Me he aburrido de contar que los psicólogos afirman que ese momento de la vida en el que te das cuenta que tus sueños no se van a hacer realidad es el preciso instante en que tocas fondo emocional. Ese instante, comentan, se ha ido desplazando hacia los 50. Sin embargo hay toda una generación de los que ven los pisos ( que también iban a bajar) a medio millón mientras les quedan 300€ en la cuenta que ya está en esa decepción personal consecuencia de un futuro incierto. En vez de ver más cerca la consecución de sus sueños, estos se alejan como un enfoque cabrón de una mala película de miedo.
Así que mientras los nacidos entre los 70 y los 80 nos hemos dedicado a monopolizar la nostalgia, ahora es su turno.

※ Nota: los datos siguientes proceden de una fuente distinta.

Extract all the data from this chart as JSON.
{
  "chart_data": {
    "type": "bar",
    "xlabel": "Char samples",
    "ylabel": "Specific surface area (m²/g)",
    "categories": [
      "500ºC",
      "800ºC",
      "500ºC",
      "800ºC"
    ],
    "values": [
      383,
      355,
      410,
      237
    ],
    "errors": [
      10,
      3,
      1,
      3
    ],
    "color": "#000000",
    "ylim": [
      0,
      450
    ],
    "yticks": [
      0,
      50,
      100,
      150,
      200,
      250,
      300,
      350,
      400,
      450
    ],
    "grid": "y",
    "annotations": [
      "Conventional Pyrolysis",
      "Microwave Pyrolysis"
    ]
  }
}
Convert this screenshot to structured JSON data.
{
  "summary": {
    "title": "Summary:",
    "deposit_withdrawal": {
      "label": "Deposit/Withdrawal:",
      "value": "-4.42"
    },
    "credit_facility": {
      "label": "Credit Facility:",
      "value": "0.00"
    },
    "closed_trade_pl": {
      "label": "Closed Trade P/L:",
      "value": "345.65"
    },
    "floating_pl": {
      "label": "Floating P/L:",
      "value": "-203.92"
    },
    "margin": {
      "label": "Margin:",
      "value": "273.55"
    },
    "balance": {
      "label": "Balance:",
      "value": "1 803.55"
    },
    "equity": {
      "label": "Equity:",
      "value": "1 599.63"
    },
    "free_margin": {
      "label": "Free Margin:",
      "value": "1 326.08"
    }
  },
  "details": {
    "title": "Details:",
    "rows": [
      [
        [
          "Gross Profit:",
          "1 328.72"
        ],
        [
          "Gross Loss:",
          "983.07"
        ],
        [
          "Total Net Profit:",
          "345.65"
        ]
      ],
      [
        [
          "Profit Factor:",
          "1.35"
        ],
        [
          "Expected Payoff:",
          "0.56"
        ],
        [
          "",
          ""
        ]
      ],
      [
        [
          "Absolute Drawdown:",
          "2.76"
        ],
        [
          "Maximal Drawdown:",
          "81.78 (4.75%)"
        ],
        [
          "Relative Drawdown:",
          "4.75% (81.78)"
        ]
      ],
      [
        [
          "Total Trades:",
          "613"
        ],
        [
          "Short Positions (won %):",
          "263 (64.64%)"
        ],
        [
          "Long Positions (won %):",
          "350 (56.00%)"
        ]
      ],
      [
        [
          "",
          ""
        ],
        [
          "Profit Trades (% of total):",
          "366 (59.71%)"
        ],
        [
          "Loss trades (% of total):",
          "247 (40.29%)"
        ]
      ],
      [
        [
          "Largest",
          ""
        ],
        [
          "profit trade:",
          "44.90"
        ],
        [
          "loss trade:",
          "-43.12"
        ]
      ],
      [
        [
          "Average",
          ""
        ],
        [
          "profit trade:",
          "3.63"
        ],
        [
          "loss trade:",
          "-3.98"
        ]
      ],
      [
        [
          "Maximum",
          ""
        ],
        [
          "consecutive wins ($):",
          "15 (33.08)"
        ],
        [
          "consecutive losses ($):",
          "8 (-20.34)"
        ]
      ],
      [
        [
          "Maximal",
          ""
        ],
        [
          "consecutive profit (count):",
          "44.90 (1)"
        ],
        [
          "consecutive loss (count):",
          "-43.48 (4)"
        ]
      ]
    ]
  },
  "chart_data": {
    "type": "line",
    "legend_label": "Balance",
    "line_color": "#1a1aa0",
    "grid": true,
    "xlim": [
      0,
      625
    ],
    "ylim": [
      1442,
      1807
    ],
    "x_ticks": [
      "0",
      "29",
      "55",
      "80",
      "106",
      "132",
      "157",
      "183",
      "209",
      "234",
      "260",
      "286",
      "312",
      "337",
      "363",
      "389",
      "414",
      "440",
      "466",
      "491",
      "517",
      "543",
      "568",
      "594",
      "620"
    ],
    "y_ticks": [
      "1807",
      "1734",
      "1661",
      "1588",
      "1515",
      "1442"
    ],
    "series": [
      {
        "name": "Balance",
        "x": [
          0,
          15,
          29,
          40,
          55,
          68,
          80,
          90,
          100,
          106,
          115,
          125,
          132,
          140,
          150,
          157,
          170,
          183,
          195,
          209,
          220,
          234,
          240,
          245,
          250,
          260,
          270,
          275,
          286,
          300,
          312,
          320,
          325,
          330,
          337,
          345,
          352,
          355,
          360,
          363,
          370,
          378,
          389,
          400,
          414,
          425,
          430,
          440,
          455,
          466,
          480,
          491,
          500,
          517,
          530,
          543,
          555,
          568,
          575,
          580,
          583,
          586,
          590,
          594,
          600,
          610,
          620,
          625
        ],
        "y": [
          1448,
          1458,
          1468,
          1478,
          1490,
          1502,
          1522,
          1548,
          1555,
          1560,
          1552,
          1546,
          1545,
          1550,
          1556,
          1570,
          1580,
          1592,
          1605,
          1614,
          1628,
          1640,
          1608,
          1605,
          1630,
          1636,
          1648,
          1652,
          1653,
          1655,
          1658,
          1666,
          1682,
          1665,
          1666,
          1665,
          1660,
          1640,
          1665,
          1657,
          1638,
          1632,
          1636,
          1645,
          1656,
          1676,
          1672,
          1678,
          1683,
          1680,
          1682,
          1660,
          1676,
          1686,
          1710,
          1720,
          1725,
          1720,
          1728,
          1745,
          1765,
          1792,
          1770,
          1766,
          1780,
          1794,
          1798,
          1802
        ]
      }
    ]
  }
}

La nostalgia es algo bastante cabrón porque hay que sentirse bien pero no indagar demasiado. Cuando empecé a sentir aquel zumbido en el fondo del cerebro lo focalicé en Mazinger Z. Con una dosis de comida basura, algún disco pop y un viernes noche por delante, me preparé para verme aquellos capítulos que tan fantásticos parecían en mi recuerdo. Diez minutos después descubrí que el mundo y los audiovisuales evolucionan y que el Mazinger de 1973 es, sinceramente, una porquería. Que era mucho mejor en mi recuerdo. Eso es lo que tiene la nostalgia: cuando vuelves a ella no mola tanto como recordabas. Hasta cierto punto se parece a volver con tu ex y salvo casos excepcionalmente sorprendentes descubres, en diez minutos, el motivo por el que ese tiempo pasó.
Estoy convencido que los millenials que hagan las fotos con el filtro de 1999 harán tres y luego descubrirán las buenas fotos que hace su teléfono. Ponte a conducir ahora un Seat 124 1430 manual sin dirección asistida y, en el caso que no te hayas matado, compáralo con la suavidad de tu coche coreano, rumano o de plataforma híbrida electrica y de combustión con un colorido infoentretenimiento. La modernidad, estamos de acuerdo, carece de corazón y de emociones pero es mucho más cómoda y se adapta a quien eres ahora y no al que crees que fuiste.
Por supuesto, por mucha cámara que compres, mucho chándal vintage o muchos discos de vinilo que te compres jamás vas a ser lo que, probablemente, tampoco eras. Ni yo fui un buen base de baloncesto ni un ciclista de verdad, aunque vea los recortes de prensa amarillentos con entusiasmo. Tampoco podré subir aquel puerto por mucho que me ponga el malliott del Seat Orbea que usaba Perico Delgado. Los Gonnies no ganó ningún oscar.
Y las fotos con colores raros son así porque las cámaras eran una castaña. Las de los 2000, también.
Supongo que si eres un millenial y crees que ponerte de pastillas en la ruta del bacalao era maravilloso viene a ser lo mismo. O veranear en Marbella.
Las discotecas de Ibiza están repletas de personas con años queriendo ser los yupis del siglo pasado. Ahora tienen una cámara para ello.